What I’ve learned to help me be at the top of my game while at home:

  1. Keep a schedule. Get up at the same time every single day, no matter what. In fact, don’t get up right before you need to sign on. Get up EARLY, do something that enriches you before you start the day!
  2. Get dressed. For me, sitting in my PJs just feels weird. Especially on conference calls. Has everyone seen that video where the guy doesn’t know he’s still on camera and he’s in his undies? I don’t wanna be that guy!
  3. Use breaks wisely. Take a quick walk, hop on the treadmill, whatever, just get away from the computer for a bit but keep track of your time. Don’t cheat your company, don’t cheat yourself.
  4. Be responsive. Even if you can’t complete something right away, acknowledge you’ve received the request and give a timeline. Remember — others may be feeling apprehensive about not being able to pop by your desk to check status on something.
  5. If you had a long commute, do something great with the extra time! For me, this has included completely rearranging my workout schedule to evening (no more getting up at 4 am – WOO HOO!).

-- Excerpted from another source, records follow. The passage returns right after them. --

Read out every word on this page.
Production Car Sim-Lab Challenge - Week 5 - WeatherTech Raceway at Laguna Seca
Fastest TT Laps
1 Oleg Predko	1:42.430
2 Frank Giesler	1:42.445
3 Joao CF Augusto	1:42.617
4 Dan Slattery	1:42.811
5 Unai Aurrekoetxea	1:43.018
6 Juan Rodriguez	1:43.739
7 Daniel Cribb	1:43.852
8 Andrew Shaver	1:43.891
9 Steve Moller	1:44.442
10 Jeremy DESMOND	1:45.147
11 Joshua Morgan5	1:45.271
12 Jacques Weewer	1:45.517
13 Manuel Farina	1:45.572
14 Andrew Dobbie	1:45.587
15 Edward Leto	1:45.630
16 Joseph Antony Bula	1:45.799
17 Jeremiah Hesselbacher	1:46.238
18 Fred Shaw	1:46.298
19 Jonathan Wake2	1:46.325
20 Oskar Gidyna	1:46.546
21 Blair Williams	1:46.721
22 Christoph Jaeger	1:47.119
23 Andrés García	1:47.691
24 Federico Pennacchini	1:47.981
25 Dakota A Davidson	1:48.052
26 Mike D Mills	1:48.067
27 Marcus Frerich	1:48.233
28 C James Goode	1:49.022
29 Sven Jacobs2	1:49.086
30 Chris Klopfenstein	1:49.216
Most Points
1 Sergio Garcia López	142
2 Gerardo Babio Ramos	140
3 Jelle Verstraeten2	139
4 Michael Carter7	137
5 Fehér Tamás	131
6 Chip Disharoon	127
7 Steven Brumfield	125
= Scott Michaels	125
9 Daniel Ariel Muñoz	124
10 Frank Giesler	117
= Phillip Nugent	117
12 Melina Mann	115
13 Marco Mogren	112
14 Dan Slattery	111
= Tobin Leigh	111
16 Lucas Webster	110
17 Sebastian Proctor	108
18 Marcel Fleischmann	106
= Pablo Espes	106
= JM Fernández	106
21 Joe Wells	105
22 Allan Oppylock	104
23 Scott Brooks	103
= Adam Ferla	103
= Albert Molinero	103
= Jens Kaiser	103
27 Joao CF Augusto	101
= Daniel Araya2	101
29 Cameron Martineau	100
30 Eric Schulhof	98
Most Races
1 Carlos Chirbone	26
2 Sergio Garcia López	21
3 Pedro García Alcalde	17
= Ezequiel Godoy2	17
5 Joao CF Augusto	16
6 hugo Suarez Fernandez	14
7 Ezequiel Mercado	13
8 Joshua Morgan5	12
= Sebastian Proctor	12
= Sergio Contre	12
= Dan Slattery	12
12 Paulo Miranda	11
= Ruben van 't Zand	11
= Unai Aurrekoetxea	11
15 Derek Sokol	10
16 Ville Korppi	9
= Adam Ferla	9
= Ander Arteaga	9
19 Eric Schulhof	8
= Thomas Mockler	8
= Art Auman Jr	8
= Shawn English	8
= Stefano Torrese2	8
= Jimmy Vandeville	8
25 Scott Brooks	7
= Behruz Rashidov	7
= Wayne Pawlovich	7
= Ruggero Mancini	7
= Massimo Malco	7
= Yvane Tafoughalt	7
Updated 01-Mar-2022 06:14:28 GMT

  6. Make a dedicated workspace. I have no clue how people get things done on their couches and patios. I need 2 monitors to be efficient so the couch just won’t work for me! Having an ‘office’ also makes it easier to avoid work/life blur – you arrive and depart just like you would at work.
  7. Eat a balanced lunch. While it’s tempting to eat takeout or fast food, I found most of these options leave me tired & sluggish in the afternoon. Think quality protein, a little grain, a little fruit.

In sum, no matter which part of the spectrum you’re on — preferring an office, preferring home, or even being in between — the recent situation has likely helped some people learn a lot about themselves. I would love to see more companies implement flexibility by letting their people choose what works best for their employees individually. This will ensure the companies are getting the best versions of their employees and could go a long way toward retention of a quality workforce.